The idea can be applied to any finite set, its just basic property of parity. Alice could request a set of 16 items including the one she cares about from Party A, and the same 16 without the one she cares about from Party B. Obviously this suffers the same problem as you have above, if you both requests you know which item was being requested.
That would not give the same privacy benefits, if Alice gets 16 items from a database of a hundred thousand items, once from each of two servers, both of the servers know that there is a 50% chance that she wants one of the 16 items they sent her, and then they know that there is a 1/32 chance that she wants any one of the 16 items they sent her. After only a few requests an individual server could quickly determine which sort of items Alice is interested in. With this, they have absolutely no idea which of the items she wants, unless they get together and share her request strings with each other. She could want any one of the hundred thousand items in the database.
Also the way you say it can be done, would require each of the servers to send Alice 16 megabytes of data per request, if the database items are 1 mb each. The way I described in the OP they would each only need to send her 1mb item, so it scales a lot better and has much better privacy guarantees.
disclaimer: I did not invent this
-
This would get unrealistic pretty quick as the item count goes up. You aren't going to XOR a hundred thousand items per database request.
The idea can be applied to any finite set, its just basic property of parity. Alice could request a set of 16 items including the one she cares about from Party A, and the same 16 without the one she cares about from Party B. Obviously this suffers the same problem as you have above, if you both requests you know which item was being requested.
That would not give the same privacy benefits, if Alice gets 16 items from a database of a hundred thousand items, once from each of two servers, both of the servers know that there is a 50% chance that she wants one of the 16 items they sent her, and then they know that there is a 1/32 chance that she wants any one of the 16 items items they sent her. With this, they have absolutely no idea which of the items she wants, unless they get together and share her request strings with each other. She could want any one of the hundred thousand items in the database.
Also the way you say it can be done, would require each of the servers to send Alice 16 megabytes of data per request, if the database items are 1 mb each. The way I described in the OP they would each only need to send her 1mb item, so it scales a lot better and has much better privacy guarantees.
disclaimer: I did not invent this
I was just suggesting instead of using a bit-string of the number of items in the database, you just use an explicit finite set of items. You'd still XOR the sets together so it'd still be the size of the largest item, and 16 is just some arbitrary number if you want to obscure it more use more. Also something to consider, is if multiple operations are ever done regarding this item if the requested bit-string or set was truly random intersection attacks would start making the list smaller, and at some-point reveal the item of interest. You'd want to use the same set of sampled items over multiple requests, or at least ensure a certain percentage over overlap.

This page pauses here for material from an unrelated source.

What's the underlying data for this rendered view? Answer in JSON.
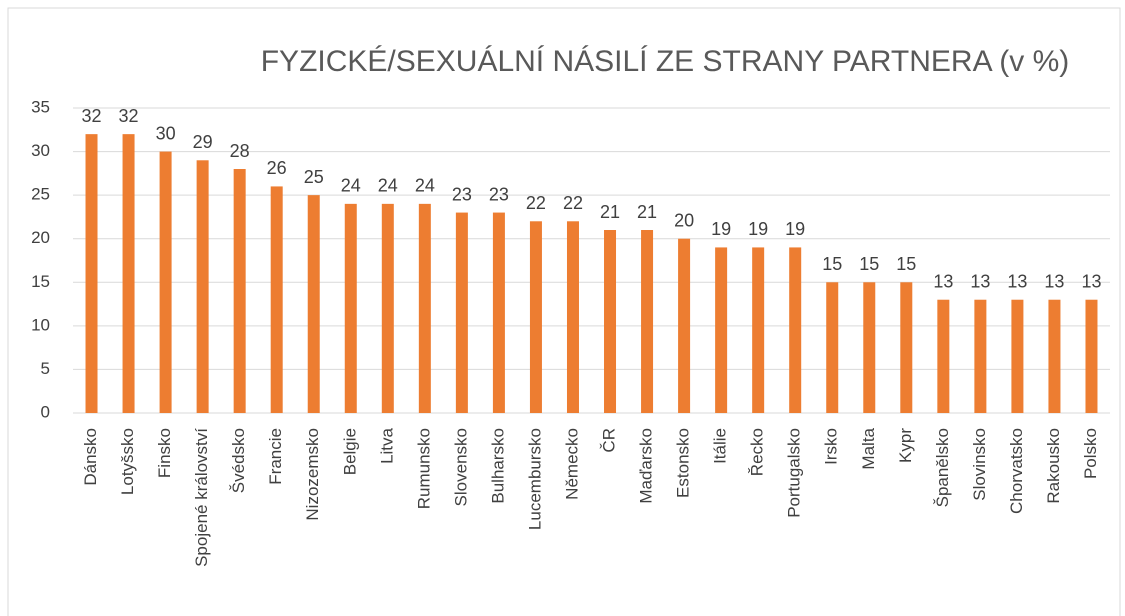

As far as XOR'ing nearly 100 gig of data per request being unrealistic, well...
-
yes at 100GB it would be unrealistic, but if every entry is only 100kb it would be only 10 gigabytes, and as the bits set to one are random each server would only need to XOR 5 gigabytes of data per request with a database of 100,000 items. If entries are limited to 10kb, each server would need to XOR about 500 megabytes per request with a database of 100,000 items.